# Where to buy good Shisha flavors???



## saima1215 (May 31, 2010)

Hi everyone! My husband and I normally enjoy smoking Shisha sometimes - even at home. I'm kind of getting tired of the Al Fakher brand. I've heard of some other brands (Starbuzz to be specific). Does anyone know where I can buy variety Shisha flavors from?


----------



## Elphaba (Jan 24, 2008)

There are masses of specialist shisha shops across town, each of which stocks a range of flavours and brands. My husband goes to one on the Beach Road.
-


----------



## saima1215 (May 31, 2010)

Well i've been to quite a few but the brands I see are Nakhla, Al Fakher, Layalina. They're all good but not the best.


----------



## newbie913 (Aug 31, 2010)

carrefour, smokers centre


----------



## Rutilius (Jan 22, 2011)

You do know how bad sisha is don't you? The greatest misconception is that the water filters the smoke! While you burn away 11 minutes of your life with each cigarette, with Shisha it is worse because in the shisha there’s no filter and you inhale more of the impurities with each breath.
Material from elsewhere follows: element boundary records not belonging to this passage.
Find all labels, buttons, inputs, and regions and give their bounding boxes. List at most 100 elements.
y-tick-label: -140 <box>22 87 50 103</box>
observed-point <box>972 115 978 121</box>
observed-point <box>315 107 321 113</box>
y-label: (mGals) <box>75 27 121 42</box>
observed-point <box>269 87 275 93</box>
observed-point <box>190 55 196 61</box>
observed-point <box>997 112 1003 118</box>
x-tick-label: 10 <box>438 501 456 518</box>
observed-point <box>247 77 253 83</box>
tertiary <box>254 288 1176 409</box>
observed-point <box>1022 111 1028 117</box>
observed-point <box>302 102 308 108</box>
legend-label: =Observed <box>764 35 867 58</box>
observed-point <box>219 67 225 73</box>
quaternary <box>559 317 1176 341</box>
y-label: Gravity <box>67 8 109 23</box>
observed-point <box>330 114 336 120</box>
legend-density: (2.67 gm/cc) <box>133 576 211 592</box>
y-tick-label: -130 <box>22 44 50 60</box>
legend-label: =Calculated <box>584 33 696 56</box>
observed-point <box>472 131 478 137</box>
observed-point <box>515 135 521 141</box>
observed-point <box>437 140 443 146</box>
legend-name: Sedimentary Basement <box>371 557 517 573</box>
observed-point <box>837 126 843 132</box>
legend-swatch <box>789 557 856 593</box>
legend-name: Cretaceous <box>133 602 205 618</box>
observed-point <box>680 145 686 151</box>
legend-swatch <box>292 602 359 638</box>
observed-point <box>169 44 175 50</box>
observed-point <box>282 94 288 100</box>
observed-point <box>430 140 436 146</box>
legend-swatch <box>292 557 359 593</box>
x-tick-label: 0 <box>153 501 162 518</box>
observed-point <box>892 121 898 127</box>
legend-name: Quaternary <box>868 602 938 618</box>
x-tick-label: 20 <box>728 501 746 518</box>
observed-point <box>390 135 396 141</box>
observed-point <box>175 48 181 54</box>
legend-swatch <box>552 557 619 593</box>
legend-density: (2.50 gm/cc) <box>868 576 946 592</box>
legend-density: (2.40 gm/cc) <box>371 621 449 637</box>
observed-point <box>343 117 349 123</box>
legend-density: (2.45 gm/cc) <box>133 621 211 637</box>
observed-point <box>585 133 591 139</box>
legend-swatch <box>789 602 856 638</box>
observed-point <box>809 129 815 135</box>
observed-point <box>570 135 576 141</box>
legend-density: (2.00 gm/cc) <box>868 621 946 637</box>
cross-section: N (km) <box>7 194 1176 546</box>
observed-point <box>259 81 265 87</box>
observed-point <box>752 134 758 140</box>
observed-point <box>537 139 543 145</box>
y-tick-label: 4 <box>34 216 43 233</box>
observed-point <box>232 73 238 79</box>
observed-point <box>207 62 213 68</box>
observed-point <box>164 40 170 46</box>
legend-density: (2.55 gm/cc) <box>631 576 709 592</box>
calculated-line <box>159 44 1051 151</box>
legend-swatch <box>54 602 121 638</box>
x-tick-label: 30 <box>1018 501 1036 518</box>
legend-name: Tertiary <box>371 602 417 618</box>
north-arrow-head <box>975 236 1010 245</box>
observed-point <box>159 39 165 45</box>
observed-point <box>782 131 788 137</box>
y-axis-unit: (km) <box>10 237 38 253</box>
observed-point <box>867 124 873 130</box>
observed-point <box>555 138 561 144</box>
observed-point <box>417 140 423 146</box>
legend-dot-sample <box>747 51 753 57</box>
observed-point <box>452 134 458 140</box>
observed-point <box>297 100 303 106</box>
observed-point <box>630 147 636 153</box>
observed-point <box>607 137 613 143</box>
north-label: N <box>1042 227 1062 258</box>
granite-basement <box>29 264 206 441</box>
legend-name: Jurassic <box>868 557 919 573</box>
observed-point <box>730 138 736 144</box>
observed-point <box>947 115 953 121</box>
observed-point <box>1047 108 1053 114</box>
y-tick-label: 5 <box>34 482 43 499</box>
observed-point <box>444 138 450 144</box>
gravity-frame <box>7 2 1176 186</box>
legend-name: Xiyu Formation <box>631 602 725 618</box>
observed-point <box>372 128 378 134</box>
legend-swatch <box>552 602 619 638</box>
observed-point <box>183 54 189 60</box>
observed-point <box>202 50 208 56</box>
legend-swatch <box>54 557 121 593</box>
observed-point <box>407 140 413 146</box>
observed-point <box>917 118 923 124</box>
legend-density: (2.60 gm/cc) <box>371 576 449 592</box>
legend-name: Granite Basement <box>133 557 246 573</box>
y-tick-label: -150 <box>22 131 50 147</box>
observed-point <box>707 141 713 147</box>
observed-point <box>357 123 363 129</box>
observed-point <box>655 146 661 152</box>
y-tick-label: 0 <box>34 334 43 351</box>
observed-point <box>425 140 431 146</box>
People tend to justify smoking shisha saying it bubbles through water and therefore isn’t as harmful. Bubbling of the water just reduces the temperature a little bit.

There are hidden dangers, too like getting addicted to the higher levels of nicotine in the shisha. We have an indication of how much nicotine there is in cigarettes, but in shisha we don’t really know how much nicotine there is because it’s so unregulated. It’s interesting, because the water that the shisha bubbles through makes it worse, because the water, combined with the humidity, makes the smoke from the shisha stay in your lungs longer.


----------



## Guest (Jan 31, 2011)

you can find them in Carrefour & spinney’s or at normal grocery shops .


----------